Writer: J M Barrie
Directors: Timothy Sheader and Liam Steel
Reviewer: Maryam Philpott
Raised on adventure stories and barely out of school, a generation of young men went off to war between 1914-1918 only to find that the pirate swords had been replaced by shell fire, mines and gas. Suddenly the imaginings of J.M. Barrie seemed to belong to another world, one far removed from the brutality of mechanised war, where the concept of lost boys took on an entirely new meaning.
At a trench hospital near the battlefields, a group of men are recuperating from a variety of wounds. Moved by their condition, an inexperienced young nurse named Wendy starts to read the story of Peter Panto them. As they leave one conflict behind, the men are transformed into the Lost Boys and soon immersed in an ongoing battle with the dastardly Captain Hook, but can the arrival of Wendy and her brothers save them all from their inevitable fate?
Blending the fantasy of Peter Pan with the experience of the First World War sounds unlikely on paper, but in practice Timothy Sheader and Liam Steel’s 2015 revival, showing at the Open Air Theatre in Regent’s Park for a month, brings a surprising poignancy and meaning to both stories. While only tangentially related, there is an admirable consistency in the way in which the war theme frames and continually bleeds into the childhood adventures that is mutually reinforcing, suggesting both the illusion of the men who fought, and the ultimate futility of their attempts to hold back reality.
It is in the staging that this production of Peter Pan manages to dazzle, and Jon Bausor’s set design opens in a Great War hospital surrounded by a trench system of corrugated iron and comic signs that reflect trench humour but swiftly shifts the action to Peter’s hideaway, creating a literal Wendy House, and later a wonderful pirate ship. There’s a lovely simplicity to it all that hints at a child’s ability to turn the most insignificant object into any number of creations, so Bausor employs a series of beds, pulleys, sheets and ropes to entirely immerse the audience in the world of Neverland.

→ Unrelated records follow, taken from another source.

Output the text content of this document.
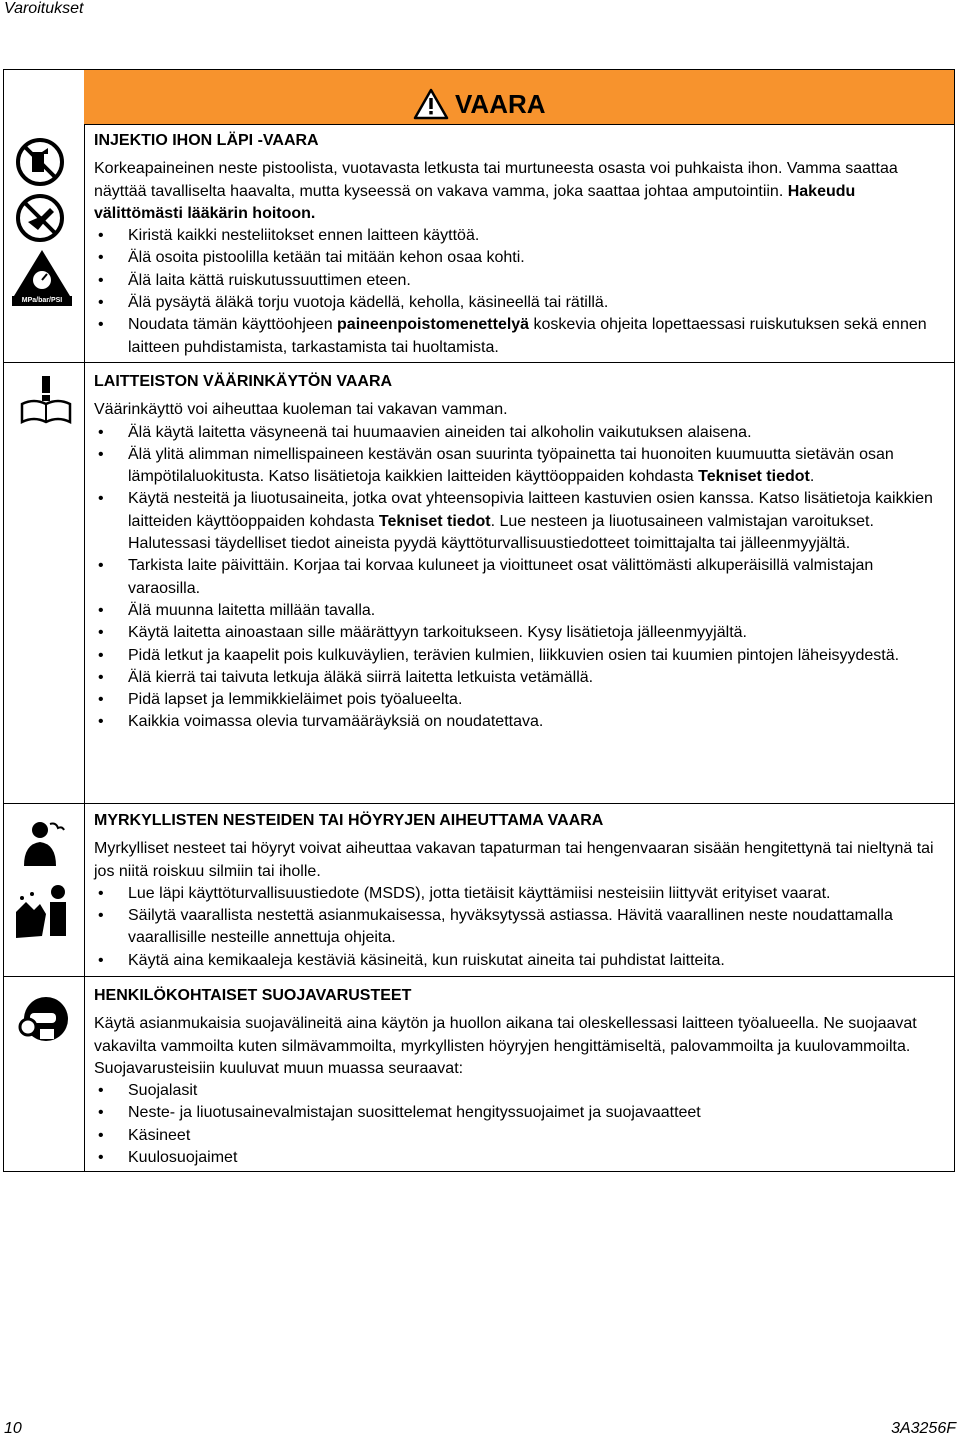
Varoitukset
VAARA
MPa/bar/PSI
INJEKTIO IHON LÄPI -VAARA

Korkeapaineinen neste pistoolista, vuotavasta letkusta tai murtuneesta osasta voi puhkaista ihon. Vamma saattaa näyttää tavalliselta haavalta, mutta kyseessä on vakava vamma, joka saattaa johtaa amputointiin. Hakeudu välittömästi lääkärin hoitoon.

• Kiristä kaikki nesteliitokset ennen laitteen käyttöä.
• Älä osoita pistoolilla ketään tai mitään kehon osaa kohti.
• Älä laita kättä ruiskutussuuttimen eteen.
• Älä pysäytä äläkä torju vuotoja kädellä, keholla, käsineellä tai rätillä.
• Noudata tämän käyttöohjeen paineenpoistomenettelyä koskevia ohjeita lopettaessasi ruiskutuksen sekä ennen laitteen puhdistamista, tarkastamista tai huoltamista.
LAITTEISTON VÄÄRINKÄYTÖN VAARA

Väärinkäyttö voi aiheuttaa kuoleman tai vakavan vamman.

• Älä käytä laitetta väsyneenä tai huumaavien aineiden tai alkoholin vaikutuksen alaisena.
• Älä ylitä alimman nimellispaineen kestävän osan suurinta työpainetta tai huonoiten kuumuutta sietävän osan lämpötilaluokitusta. Katso lisätietoja kaikkien laitteiden käyttöoppaiden kohdasta Tekniset tiedot.
• Käytä nesteitä ja liuotusaineita, jotka ovat yhteensopivia laitteen kastuvien osien kanssa. Katso lisätietoja kaikkien laitteiden käyttöoppaiden kohdasta Tekniset tiedot. Lue nesteen ja liuotusaineen valmistajan varoitukset. Halutessasi täydelliset tiedot aineista pyydä käyttöturvallisuustiedotteet toimittajalta tai jälleenmyyjältä.
• Tarkista laite päivittäin. Korjaa tai korvaa kuluneet ja vioittuneet osat välittömästi alkuperäisillä valmistajan varaosilla.
• Älä muunna laitetta millään tavalla.
• Käytä laitetta ainoastaan sille määrättyyn tarkoitukseen. Kysy lisätietoja jälleenmyyjältä.
• Pidä letkut ja kaapelit pois kulkuväylien, terävien kulmien, liikkuvien osien tai kuumien pintojen läheisyydestä.
• Älä kierrä tai taivuta letkuja äläkä siirrä laitetta letkuista vetämällä.
• Pidä lapset ja lemmikkieläimet pois työalueelta.
• Kaikkia voimassa olevia turvamääräyksiä on noudatettava.
MYRKYLLISTEN NESTEIDEN TAI HÖYRYJEN AIHEUTTAMA VAARA

Myrkylliset nesteet tai höyryt voivat aiheuttaa vakavan tapaturman tai hengenvaaran sisään hengitettynä tai nieltynä tai jos niitä roiskuu silmiin tai iholle.

• Lue läpi käyttöturvallisuustiedote (MSDS), jotta tietäisit käyttämiisi nesteisiin liittyvät erityiset vaarat.
• Säilytä vaarallista nestettä asianmukaisessa, hyväksytyssä astiassa. Hävitä vaarallinen neste noudattamalla vaarallisille nesteille annettuja ohjeita.
• Käytä aina kemikaaleja kestäviä käsineitä, kun ruiskutat aineita tai puhdistat laitteita.
HENKILÖKOHTAISET SUOJAVARUSTEET

Käytä asianmukaisia suojavälineitä aina käytön ja huollon aikana tai oleskellessasi laitteen työalueella. Ne suojaavat vakavilta vammoilta kuten silmävammoilta, myrkyllisten höyryjen hengittämiseltä, palovammoilta ja kuulovammoilta. Suojavarusteisiin kuuluvat muun muassa seuraavat:

• Suojalasit
• Neste- ja liuotusainevalmistajan suosittelemat hengityssuojaimet ja suojavaatteet
• Käsineet
• Kuulosuojaimet
10	3A3256F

This is supported by some impressive puppetry created by Rachael Canning that uses objects from the war era including shirts that become fish, some dystopian mermaids with gas masks for faces, umbrella jellyfish and a cleverly-realised crocodile, while Tinkerbell – although a deeply irritating sidekick with a mechanical screech – is created from a miner’s lamp. Completing the vision Jon Morrell’s costumes increasingly introduce army paraphernalia into the Lost Boys look as manhood beckons, while the wonderfully varied pirate costumes are a spectacular array of designs including a French Chevalier, Ninja, Viking-Scotsman and different kinds of medieval knights.
The story itself is much as you would expect, retaining all the elements of a standard Peter Pan with the added implication that Peter and Hook are futilely fighting their destiny. Because it’s aimed at children the acting tends to take on a sing-song quality that only gives the actors the odd moment of depth. None of the Lost Boys are distinguishable and you may find yourself siding with the pirates merely based on their more exciting attire.

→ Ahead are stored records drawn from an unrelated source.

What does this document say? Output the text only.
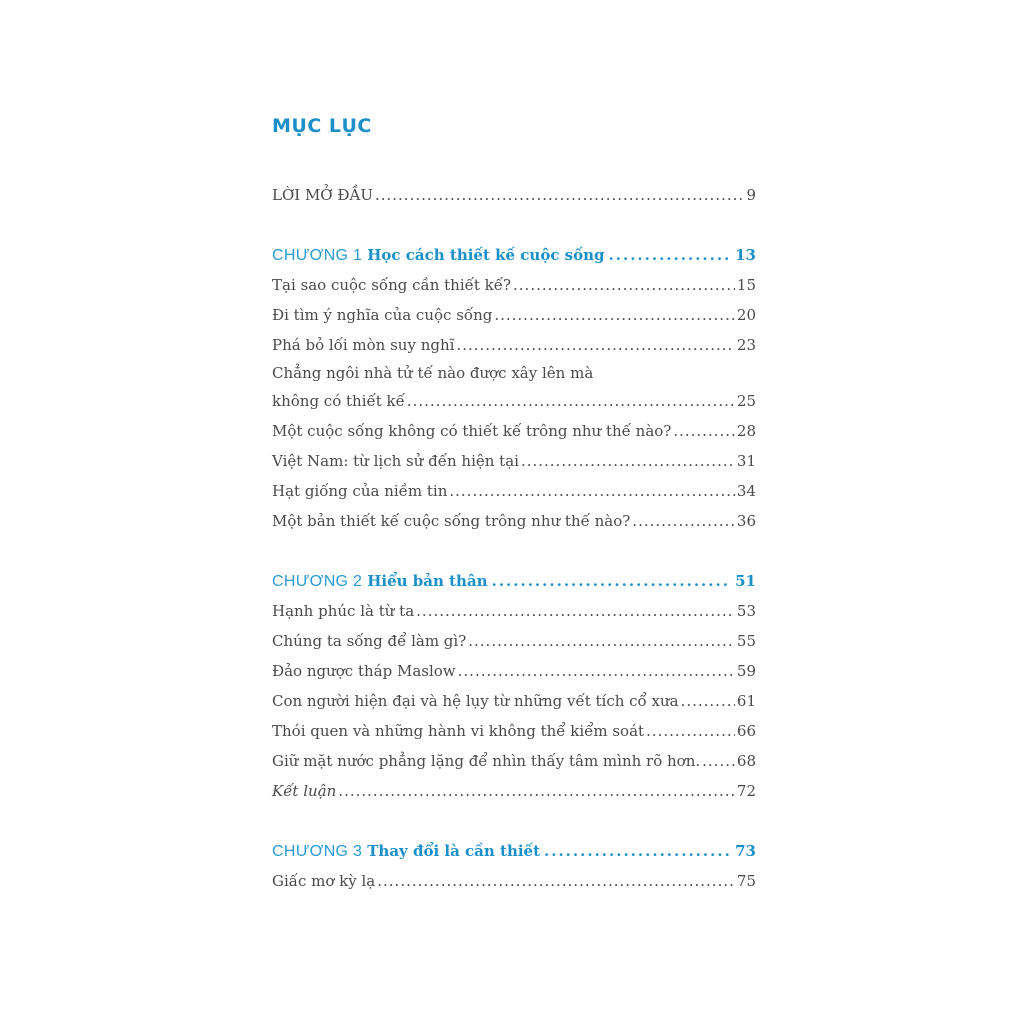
MỤC LỤC
LỜI MỞ ĐẦU .....	9
CHƯƠNG 1 Học cách thiết kế cuộc sống .....	13
Tại sao cuộc sống cần thiết kế? .....	15
Đi tìm ý nghĩa của cuộc sống .....	20
Phá bỏ lối mòn suy nghĩ .....	23
Chẳng ngôi nhà tử tế nào được xây lên mà
không có thiết kế .....	25
Một cuộc sống không có thiết kế trông như thế nào? .....	28
Việt Nam: từ lịch sử đến hiện tại .....	31
Hạt giống của niềm tin .....	34
Một bản thiết kế cuộc sống trông như thế nào? .....	36
CHƯƠNG 2 Hiểu bản thân .....	51
Hạnh phúc là từ ta .....	53
Chúng ta sống để làm gì? .....	55
Đảo ngược tháp Maslow .....	59
Con người hiện đại và hệ lụy từ những vết tích cổ xưa .....	61
Thói quen và những hành vi không thể kiểm soát .....	66
Giữ mặt nước phẳng lặng để nhìn thấy tâm mình rõ hơn. ..... 68
Kết luận .....	72
CHƯƠNG 3 Thay đổi là cần thiết .....	73
Giấc mơ kỳ lạ .....	75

While most of the Neverland group give big crowd-pleasing performances including Sam Angell’s bouncy Peter Pan that adopts the mannerisms of an eight-year-old boy, Dennis Herdman’s Hook is a cold-hearted villain but adds layers with a brief monologue on his wasted life. There is also good support from the extended Company drawn from East 15 Acting School and Arts Educational Schools London as a group of soldiers who offer tiny war vignettes including raiding parties that purposefully break into the happy world of derring-do.

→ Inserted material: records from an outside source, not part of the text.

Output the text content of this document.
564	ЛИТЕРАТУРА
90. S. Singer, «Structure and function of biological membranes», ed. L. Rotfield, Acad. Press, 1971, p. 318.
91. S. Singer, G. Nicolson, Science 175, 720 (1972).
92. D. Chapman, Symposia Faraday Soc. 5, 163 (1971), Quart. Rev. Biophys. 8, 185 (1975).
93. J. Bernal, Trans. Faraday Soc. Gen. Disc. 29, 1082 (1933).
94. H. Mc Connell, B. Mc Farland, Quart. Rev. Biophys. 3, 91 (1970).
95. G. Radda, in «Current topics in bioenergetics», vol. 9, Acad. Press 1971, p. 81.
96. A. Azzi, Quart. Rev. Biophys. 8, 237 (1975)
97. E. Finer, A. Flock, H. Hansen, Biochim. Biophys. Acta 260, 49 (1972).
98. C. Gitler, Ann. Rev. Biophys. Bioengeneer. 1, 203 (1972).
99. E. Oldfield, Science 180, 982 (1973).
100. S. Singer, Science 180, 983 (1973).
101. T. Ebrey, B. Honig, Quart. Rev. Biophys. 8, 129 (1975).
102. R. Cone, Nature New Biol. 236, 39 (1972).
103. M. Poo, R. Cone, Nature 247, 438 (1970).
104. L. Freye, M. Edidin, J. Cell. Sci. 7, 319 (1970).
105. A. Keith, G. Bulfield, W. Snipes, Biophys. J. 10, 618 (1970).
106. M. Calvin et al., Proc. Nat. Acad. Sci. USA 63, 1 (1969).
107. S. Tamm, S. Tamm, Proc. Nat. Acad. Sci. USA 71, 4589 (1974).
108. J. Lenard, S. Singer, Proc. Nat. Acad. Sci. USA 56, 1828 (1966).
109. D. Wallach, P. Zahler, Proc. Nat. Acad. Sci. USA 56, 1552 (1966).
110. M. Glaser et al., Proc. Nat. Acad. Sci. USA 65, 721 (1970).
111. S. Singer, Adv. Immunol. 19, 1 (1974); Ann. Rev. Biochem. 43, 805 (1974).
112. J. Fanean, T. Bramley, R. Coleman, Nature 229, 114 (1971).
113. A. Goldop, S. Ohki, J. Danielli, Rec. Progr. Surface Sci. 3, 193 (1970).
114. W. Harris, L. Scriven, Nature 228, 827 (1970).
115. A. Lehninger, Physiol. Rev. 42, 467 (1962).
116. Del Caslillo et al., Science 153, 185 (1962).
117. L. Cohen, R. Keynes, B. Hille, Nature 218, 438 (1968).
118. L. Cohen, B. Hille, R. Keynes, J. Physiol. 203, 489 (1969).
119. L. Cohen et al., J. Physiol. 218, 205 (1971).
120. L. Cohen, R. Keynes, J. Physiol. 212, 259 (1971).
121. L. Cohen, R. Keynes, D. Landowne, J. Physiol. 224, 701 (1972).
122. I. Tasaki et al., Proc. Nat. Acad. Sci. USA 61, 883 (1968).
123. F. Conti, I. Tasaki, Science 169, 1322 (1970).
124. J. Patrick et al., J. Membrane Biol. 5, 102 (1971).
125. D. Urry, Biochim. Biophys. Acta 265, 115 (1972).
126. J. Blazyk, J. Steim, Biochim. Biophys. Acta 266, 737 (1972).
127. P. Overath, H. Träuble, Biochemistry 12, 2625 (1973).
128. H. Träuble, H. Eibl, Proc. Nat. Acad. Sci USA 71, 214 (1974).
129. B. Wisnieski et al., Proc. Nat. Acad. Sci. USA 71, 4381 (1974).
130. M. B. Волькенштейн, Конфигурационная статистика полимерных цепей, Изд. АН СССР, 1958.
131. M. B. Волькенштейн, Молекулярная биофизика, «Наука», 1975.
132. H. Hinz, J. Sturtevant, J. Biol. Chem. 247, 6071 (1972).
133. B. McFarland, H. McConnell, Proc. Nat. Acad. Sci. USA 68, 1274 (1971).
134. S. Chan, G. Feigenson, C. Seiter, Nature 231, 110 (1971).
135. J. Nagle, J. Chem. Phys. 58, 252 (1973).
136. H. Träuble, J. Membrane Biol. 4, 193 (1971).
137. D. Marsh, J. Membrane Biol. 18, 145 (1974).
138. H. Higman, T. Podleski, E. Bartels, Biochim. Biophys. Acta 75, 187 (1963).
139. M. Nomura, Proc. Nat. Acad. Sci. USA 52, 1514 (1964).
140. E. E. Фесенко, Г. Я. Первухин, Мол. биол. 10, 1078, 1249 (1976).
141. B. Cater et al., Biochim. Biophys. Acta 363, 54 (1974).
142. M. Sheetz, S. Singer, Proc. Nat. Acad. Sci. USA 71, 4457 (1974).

Regents Park is an apt location for the production, allowing characters to emerge from the surrounding trees, while the growing twilight of this outdoor space adds to the semi-magical setting. The story of the Darling family and their enchanted friend may be overly familiar, but with the First World War Centenary events drawing to a close, it is an emotive reminder of how abruptly childhood ended for a generation of men – all those Peter Pans had to grow up eventually.